Department of Statistics, Florida State University, Tallahassee, FL, USA.
Division of Biostatistics, University of Minnesota, Minneapolis, MN, USA.
Bioinformatics. 2019 Oct 1;35(19):3576-3583. doi: 10.1093/bioinformatics/btz161.
Most trait-associated genetic variants identified in genome-wide association studies (GWASs) are located in non-coding regions of the genome and thought to act through their regulatory roles.

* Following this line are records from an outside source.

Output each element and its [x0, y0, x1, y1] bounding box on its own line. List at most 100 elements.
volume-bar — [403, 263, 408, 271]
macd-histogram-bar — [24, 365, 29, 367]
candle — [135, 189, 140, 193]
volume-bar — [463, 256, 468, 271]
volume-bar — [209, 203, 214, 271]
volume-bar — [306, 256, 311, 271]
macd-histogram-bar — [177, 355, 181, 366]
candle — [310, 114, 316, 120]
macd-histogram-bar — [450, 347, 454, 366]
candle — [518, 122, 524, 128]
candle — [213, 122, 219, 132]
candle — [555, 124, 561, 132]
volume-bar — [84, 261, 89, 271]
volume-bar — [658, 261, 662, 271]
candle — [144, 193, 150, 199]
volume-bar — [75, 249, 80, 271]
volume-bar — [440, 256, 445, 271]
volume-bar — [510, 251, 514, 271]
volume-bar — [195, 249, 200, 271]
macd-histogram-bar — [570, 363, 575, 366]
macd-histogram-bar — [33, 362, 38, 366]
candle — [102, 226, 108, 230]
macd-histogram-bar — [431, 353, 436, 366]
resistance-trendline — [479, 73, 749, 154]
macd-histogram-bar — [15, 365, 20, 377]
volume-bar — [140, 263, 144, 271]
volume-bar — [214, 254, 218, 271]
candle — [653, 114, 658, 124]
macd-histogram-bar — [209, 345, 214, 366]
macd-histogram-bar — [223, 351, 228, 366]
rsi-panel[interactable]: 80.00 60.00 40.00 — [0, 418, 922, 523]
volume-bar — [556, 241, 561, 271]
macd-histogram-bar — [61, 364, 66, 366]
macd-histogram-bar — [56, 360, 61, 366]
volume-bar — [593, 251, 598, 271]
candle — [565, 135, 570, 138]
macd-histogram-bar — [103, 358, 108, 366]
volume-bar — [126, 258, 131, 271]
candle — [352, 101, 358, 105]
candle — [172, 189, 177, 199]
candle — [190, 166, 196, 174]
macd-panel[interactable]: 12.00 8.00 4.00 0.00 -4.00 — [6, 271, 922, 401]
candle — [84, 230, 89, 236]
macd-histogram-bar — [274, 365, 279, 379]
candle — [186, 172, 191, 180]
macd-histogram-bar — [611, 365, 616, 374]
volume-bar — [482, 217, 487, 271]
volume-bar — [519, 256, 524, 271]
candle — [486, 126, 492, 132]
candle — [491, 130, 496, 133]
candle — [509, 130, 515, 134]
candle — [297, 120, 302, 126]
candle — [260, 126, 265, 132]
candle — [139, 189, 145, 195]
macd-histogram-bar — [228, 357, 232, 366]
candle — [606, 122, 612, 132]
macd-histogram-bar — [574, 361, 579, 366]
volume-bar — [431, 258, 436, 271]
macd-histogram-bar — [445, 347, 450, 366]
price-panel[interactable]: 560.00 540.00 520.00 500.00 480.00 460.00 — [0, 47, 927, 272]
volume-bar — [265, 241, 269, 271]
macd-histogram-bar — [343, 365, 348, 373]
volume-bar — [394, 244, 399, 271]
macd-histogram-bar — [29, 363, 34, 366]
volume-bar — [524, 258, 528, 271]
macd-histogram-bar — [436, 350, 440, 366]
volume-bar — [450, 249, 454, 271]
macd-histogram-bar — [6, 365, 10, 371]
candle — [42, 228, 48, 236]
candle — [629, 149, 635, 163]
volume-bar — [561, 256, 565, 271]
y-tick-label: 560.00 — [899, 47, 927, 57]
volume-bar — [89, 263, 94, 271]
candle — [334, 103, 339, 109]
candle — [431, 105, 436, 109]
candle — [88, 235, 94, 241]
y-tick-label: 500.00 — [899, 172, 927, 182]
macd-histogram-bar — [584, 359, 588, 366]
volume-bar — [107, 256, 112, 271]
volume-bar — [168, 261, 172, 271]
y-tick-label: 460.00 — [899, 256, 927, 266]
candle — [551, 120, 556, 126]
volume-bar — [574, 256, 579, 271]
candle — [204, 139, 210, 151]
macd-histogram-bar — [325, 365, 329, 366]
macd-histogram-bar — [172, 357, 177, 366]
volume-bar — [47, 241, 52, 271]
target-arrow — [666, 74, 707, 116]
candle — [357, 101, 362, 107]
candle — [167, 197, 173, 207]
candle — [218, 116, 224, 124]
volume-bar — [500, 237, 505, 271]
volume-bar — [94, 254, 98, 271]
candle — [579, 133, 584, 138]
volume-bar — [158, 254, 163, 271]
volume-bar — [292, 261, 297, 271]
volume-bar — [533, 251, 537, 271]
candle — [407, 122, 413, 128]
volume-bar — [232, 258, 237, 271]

To account for enriched association signals in DNA regulatory elements, we propose a novel and general gene-based association testing strategy that integrates enhancer-target gene pairs and methylation quantitative trait locus data with GWAS summary results; it aims to both boost statistical power for new discoveries and enhance mechanistic interpretability of any new discovery. By reanalyzing two large-scale schizophrenia GWAS summary datasets, we demonstrate that the proposed method could identify some significant and novel genes (containing no genome-wide significant SNPs nearby) that would have been missed by other competing approaches, including the standard and some integrative gene-based association methods, such as one incorporating enhancer-target gene pairs and one integrating expression quantitative trait loci.
Software: wuchong.org/egmethyl.html.
Supplementary data are available at Bioinformatics online.
在全基因组关联研究(GWAS)中发现的大多数与特征相关的遗传变异位于基因组的非编码区域,被认为通过其调节作用发挥作用。
为了解释 DNA 调节元件中富集的关联信号,我们提出了一种新颖而通用的基于基因的关联测试策略,该策略整合了增强子-靶基因对和甲基化数量性状基因座数据与 GWAS 汇总结果;其旨在提高新发现的统计能力,并增强任何新发现的机制解释能力。通过重新分析两个大型精神分裂症 GWAS 汇总数据集,我们证明了所提出的方法可以识别一些重要的新基因(附近没有全基因组显著 SNP),而其他竞争方法(包括标准和一些整合基因的关联方法,例如整合增强子-靶基因对的方法和整合表达数量性状基因座的方法)可能会错过这些基因。
软件:wuchong.org/egmethyl.html。
补充数据可在“Bioinformatics”在线获取。